Ian Archer, owner of Harringtons of Fulham, West London, said the high cost of fuel was also a factor.“It is always a difficult thing to tell an owner that their car is losing £1,000 a month.

And that Sian Berry, our Green Party candidate in tomorrow’s Kentish Town by-election, is quoted in The Times front page story is only icing on the cake…

POSTSCRIPT: Sian also appeared on Channel Four News and on Radio Two on the same subject today.

Women's history

Women of history still at risk

The good news is this particular woman, Mary Hamilton, courtier and one-time amour of the Prince Regent, is, hopefully, going to be saved for British history,. The bad news is that her papers could ever have got close to escaping the country.
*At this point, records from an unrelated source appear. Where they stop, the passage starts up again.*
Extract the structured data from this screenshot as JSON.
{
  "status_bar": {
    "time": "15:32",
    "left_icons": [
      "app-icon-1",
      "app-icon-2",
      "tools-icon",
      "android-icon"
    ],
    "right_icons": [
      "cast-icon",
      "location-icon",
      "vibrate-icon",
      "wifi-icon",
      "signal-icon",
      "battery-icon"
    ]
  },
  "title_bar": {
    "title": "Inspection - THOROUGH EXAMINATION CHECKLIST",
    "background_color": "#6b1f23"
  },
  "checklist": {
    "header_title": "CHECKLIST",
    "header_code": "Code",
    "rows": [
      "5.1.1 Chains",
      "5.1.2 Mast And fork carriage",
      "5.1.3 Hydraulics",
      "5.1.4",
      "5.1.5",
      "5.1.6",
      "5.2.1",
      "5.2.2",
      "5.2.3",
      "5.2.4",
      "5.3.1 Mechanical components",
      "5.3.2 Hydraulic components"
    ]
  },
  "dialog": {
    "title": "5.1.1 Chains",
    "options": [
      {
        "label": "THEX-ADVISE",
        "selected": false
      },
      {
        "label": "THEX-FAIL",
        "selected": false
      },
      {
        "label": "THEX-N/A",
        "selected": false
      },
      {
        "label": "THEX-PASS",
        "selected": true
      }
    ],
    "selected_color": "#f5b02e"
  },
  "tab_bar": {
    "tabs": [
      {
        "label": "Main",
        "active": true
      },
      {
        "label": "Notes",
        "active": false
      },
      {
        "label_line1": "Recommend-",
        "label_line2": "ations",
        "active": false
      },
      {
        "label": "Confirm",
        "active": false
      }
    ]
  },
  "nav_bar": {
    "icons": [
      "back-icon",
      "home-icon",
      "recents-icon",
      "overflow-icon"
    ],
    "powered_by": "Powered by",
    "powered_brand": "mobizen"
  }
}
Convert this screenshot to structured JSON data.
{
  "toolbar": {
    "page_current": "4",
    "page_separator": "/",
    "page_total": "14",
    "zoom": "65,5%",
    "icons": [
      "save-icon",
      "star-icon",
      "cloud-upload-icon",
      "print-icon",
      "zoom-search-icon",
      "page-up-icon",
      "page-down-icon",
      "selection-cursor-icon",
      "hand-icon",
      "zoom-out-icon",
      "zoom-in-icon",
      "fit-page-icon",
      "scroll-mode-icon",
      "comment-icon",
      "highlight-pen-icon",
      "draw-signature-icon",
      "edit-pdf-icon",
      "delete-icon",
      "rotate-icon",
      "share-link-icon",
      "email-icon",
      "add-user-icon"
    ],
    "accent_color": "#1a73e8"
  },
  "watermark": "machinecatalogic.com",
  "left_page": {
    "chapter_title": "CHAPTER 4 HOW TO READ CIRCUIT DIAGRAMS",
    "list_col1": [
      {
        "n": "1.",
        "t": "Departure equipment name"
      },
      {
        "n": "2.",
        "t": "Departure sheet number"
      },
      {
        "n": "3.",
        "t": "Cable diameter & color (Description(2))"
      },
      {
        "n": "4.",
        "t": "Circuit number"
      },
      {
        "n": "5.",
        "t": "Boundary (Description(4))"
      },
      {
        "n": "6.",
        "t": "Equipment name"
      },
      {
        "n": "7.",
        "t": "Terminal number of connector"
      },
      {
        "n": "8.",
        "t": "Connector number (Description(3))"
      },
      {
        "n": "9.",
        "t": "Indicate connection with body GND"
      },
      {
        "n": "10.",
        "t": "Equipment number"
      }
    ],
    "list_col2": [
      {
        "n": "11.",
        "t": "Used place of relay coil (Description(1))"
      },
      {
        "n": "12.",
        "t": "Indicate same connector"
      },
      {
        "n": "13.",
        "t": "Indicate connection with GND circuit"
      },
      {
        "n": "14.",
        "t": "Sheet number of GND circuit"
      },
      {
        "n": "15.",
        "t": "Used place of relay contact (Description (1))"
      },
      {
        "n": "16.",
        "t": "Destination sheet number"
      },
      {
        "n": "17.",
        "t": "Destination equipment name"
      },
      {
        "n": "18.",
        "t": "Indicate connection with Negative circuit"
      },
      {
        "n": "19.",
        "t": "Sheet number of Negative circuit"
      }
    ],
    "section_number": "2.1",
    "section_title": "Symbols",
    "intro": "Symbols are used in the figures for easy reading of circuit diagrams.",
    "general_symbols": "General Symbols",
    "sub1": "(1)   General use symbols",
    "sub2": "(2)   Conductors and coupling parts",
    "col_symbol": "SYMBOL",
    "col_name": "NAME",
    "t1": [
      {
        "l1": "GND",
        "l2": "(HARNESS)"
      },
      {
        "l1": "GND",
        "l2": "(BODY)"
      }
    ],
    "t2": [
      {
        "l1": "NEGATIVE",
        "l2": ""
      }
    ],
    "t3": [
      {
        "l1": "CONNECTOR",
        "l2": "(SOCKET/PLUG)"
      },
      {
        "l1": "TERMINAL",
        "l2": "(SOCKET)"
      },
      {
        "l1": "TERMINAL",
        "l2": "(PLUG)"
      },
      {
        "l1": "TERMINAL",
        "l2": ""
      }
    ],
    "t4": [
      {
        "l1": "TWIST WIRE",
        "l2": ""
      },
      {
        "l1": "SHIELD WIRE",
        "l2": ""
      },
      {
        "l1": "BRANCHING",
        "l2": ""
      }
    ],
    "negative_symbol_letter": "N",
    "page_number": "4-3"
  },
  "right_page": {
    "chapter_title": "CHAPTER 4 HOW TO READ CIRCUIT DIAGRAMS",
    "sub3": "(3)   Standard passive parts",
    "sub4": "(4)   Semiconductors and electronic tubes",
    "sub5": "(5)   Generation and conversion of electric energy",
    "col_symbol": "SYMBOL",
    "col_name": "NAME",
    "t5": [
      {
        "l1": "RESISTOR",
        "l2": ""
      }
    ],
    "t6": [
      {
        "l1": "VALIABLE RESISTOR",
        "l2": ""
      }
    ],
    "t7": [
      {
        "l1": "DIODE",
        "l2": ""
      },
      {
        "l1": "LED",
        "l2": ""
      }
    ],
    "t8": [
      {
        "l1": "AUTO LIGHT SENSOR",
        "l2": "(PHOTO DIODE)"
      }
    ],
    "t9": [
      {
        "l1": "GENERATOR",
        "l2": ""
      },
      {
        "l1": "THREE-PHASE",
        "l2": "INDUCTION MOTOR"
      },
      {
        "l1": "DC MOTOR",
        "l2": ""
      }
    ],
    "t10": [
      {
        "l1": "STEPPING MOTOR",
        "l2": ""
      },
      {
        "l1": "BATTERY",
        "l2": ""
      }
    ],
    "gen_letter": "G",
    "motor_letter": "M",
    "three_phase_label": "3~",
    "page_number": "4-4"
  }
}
The ‘sub-governess’ was an accomplished diarist and letter-writer and attempts are now being made to keep her extraordinary, largely unpublished letters and journals in this country.
A month ago David Lammy, the Arts Minister, put a temporary block on private plans to sell the archive abroad and last week the John Rylands university library in Manchester expressed an interest in buying the documents from the owners at the recommended price of £123,500 so that historians could have access to the fascinating picture she painted of court life in the late 1700s and early 1800s. The government decision on the export licence application for the archive will be deferred until 12 January, but this could be extended until early April in the light of a serious attempt to raise the money needed to buy it.

Feminism Politics

The Congo nightmare

Over on Comment is Free I’ve a piece on the horrific, beyond-nightmare, indeed beyond any adjective, violence being inflicted on tens of thousands of women in the Congo.

I argue there that empowering women – so cowardly attackers think twice – is the only solution.

Environmental politics

Who needs a beauty salon?

Walking the streets of Kentish Town tonight – yet more canvassing, or at least visiting Green voters we haven’t yet seen this time around – I was enjoying the pleasure – and it actually was quite pleasant, of wind-driven but very small rain droplets. Micro-abrasion for the complexion anyone?

But visiting Greens is a pleasant job – they’re a nice, characterful bunch, almost without exception.

Politics

Social change and political stasis in China

I don’t necessarily agree with all of it, but an interesting piece on the current state of China, including the mind-blowing statistic: “there are 123 million “netizens” in China, and 34 million of them are bloggers”.

I did think of learning Mandarin some two decades ago – not to was obviously a mistake!

Environmental politics

Penguins v Bush

… and the penguins just might win.

On Tuesday, the Center for Biological Diversity (CBD) petitioned the US Fish and Wildlife Service to classify twelve kinds of penguins as “endangered” or “threatened.” The Center says the change could create legal leverage against activities that contribute to climate change or otherwise threaten the birds.

“We… believe that if and when penguins are listed,” said CBD staff attorney Kassie Siegel, “US entities that are responsible for large sources of greenhouse emissions will also be responsible for analyzing the impact of those emissions on listed species like penguins.”